Lahore had a number of venues where musical soirees could be held
ahore had a number of venues; some designated, others not, where musical soirees could be held. When the Lahore Radio was set up in the middle of 1930s the focus shifted to the station which was on Empress Road behind the Governor’s House where the heavily barricaded American Consulate is located these days. Apparently, the house belonged to Sir Fazl-i-Hussain, the founder of the Unionist Party (UP) in the Punjab.

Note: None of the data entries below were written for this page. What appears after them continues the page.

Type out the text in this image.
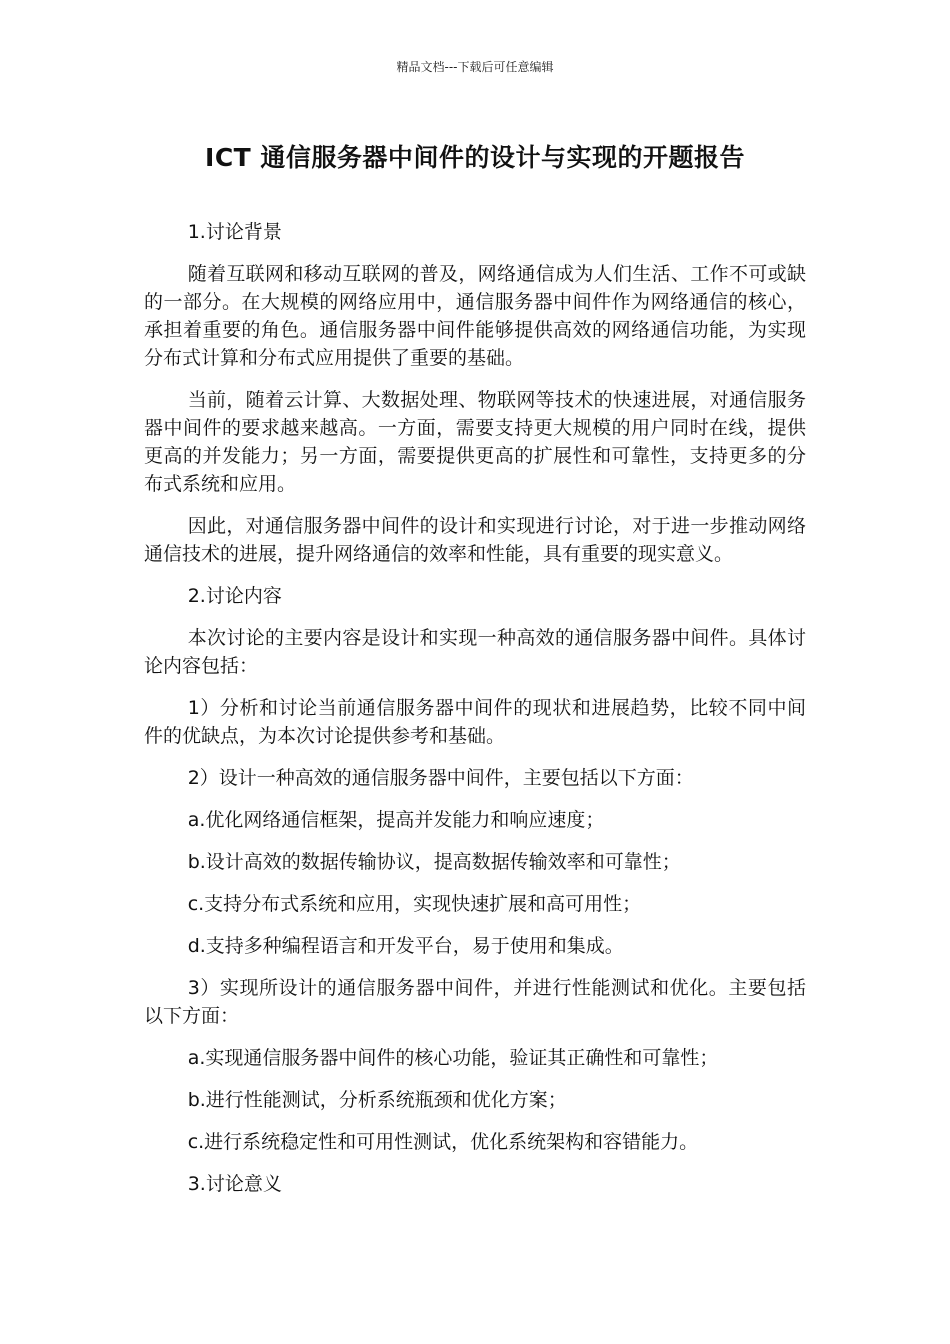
精品文档---下载后可任意编辑
ICT 通信服务器中间件的设计与实现的开题报告

1.讨论背景

随着互联网和移动互联网的普及，网络通信成为人们生活、工作不可或缺的一部分。在大规模的网络应用中，通信服务器中间件作为网络通信的核心，承担着重要的角色。通信服务器中间件能够提供高效的网络通信功能，为实现分布式计算和分布式应用提供了重要的基础。

当前，随着云计算、大数据处理、物联网等技术的快速进展，对通信服务器中间件的要求越来越高。一方面，需要支持更大规模的用户同时在线，提供更高的并发能力；另一方面，需要提供更高的扩展性和可靠性，支持更多的分布式系统和应用。

因此，对通信服务器中间件的设计和实现进行讨论，对于进一步推动网络通信技术的进展，提升网络通信的效率和性能，具有重要的现实意义。

2.讨论内容

本次讨论的主要内容是设计和实现一种高效的通信服务器中间件。具体讨论内容包括：

1）分析和讨论当前通信服务器中间件的现状和进展趋势，比较不同中间件的优缺点，为本次讨论提供参考和基础。

2）设计一种高效的通信服务器中间件，主要包括以下方面：

a.优化网络通信框架，提高并发能力和响应速度；

b.设计高效的数据传输协议，提高数据传输效率和可靠性；

c.支持分布式系统和应用，实现快速扩展和高可用性；

d.支持多种编程语言和开发平台，易于使用和集成。

3）实现所设计的通信服务器中间件，并进行性能测试和优化。主要包括以下方面：

a.实现通信服务器中间件的核心功能，验证其正确性和可靠性；

b.进行性能测试，分析系统瓶颈和优化方案；

c.进行系统稳定性和可用性测试，优化系统架构和容错能力。

3.讨论意义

During the colonial period in the Walled City the houses of well to do were the sites for musical programmes. Known as baithaks these were sprinkled all over, not restricted to any one mohalla. People could quench their thirst for good music at these baithaks. These were more or less open houses and the audience knew what to expect of a baithak in terms of the artistes, his or her form and style. So, the Walled City was the place where everything happened. Other than Taxali Darwaza, the area around the Fort, too, was a desired destination for musical programmes to be held. Now called Ali Park, when Josh Malihabadi read his famous poem, it was renamed, but it was the Ramleela Park where probably the re-enactments of Ramleela were held. Those would have also involved live music, either independently of the show or as part of it.
The YMCA Hall, too, was a favourite haunt of musical programmes. It is said that Ravi Shanker performed here just before the Partition and heard Sharif Khan’s sitar and recommended him to whosoever visited him in India or outside from Pakistan for his virtuosity. But probably the YMCA was a later addition after FC College had shifted from the location of Nila Gumbad to its present one on the Canal and Ferozepur Road crossing.
In the parks, bands used to play in the evenings and this continued till the later half of the Twentieth Century, especially in Bagh-i- Jinnah where a smartly turned-out band stationed itself opposite the Lawrence and Montgomery Hall as people strolled around to the luxuriant foliage of the well laid-out garden.
One had only heard of the Mahavidyala that flourished on the area opposite Taxali Darwaza and is said to have been presided over by VD Paluskar but there is hardly any evidence of that structure anywhere in the vicinity. Though one had attended the barsi for years in the open space of Alamgir Khan who was a shagird of Bhai Lal Mohammed and lies buried in the vicinity. In the later years, Ustad Fateh Ali Khan, too, shifted to this locality, from Fort Road where Ustad Akhter Hussain, Amanat Ali and Hamid Ali had lived for decades after migrating to Pakistan from Patiala at about the time of Partition.
Probably when Bradlaugh Hall was inaugurated and was the centre of much activity music programmes were held there as well. It is difficult to say what kind of programmes because there was one with Western instruments, the piano, the bagpipes and violins and then there were the ones with the tabla, sarangi and the harmonium. There seemed to be a cultural divide between the two, the division as enforced by colonialism threw its dark shadow over the kind of music that one could conveniently listen to.
Among the colleges, Government College was much too anglicised for local music patronage and the music society named after a music lover, later the principal, Dr Nazir Ahmed was set going in the decades after Partition. Nazir Ahmed’s brothers, too, were singers and his association with the Walled City and Baroodkhana certified his credentials in the appreciation of good music. In the post-colonial days, to stage an Urdu or Punjabi play was quite a task as only plays written in English were valued and patronised. Dyal Singh must have been another institution where local music societies were patronised.
The Open Air Theatre at the Bagh-i-Jinnah which later became a venue for staging music programmes, especially of All Pakistan Music Conference, was laid out by the first native principal of Government College GD Sondhi. In the years preceding and following the Partition some plays were staged there. But its location in the middle of Lawrence Gardens made it a perfect venue for hosting music programmes because it was a combination of the formality of a box theatre and the informality of open-air venues. People had the freedom, like in the melas, of not being confined rigidly to their seats but moving around to participate intently with the artistes of their choice.
Alhamra was established soon after the creation of Pakistan but during the early years was mostly dormant and underfunded. In the 1960s Feroz Nizami started his music classes in the evening. This established the well roundedness of the Alhamra which had been more centered by then with plays and exhibitions. Feroz Nizami was followed by Sharif Khan and then Chotay Ghulam Ali Khan. Alhamra thus served as a hub of musical activity retaining a certain quality. Some programmes too were held in the premises that was knocked down and built anew in the nineteen seventies. The older structure with huge trees was quite dilapidated but had its own old world charm. The space or the structure was not overwhelming. The shift for many music lovers from Manto Park and Hazoori Bagh to Alhamra was thus not that problematic as it could have been with a forbidding structure and overlaid formal procedures.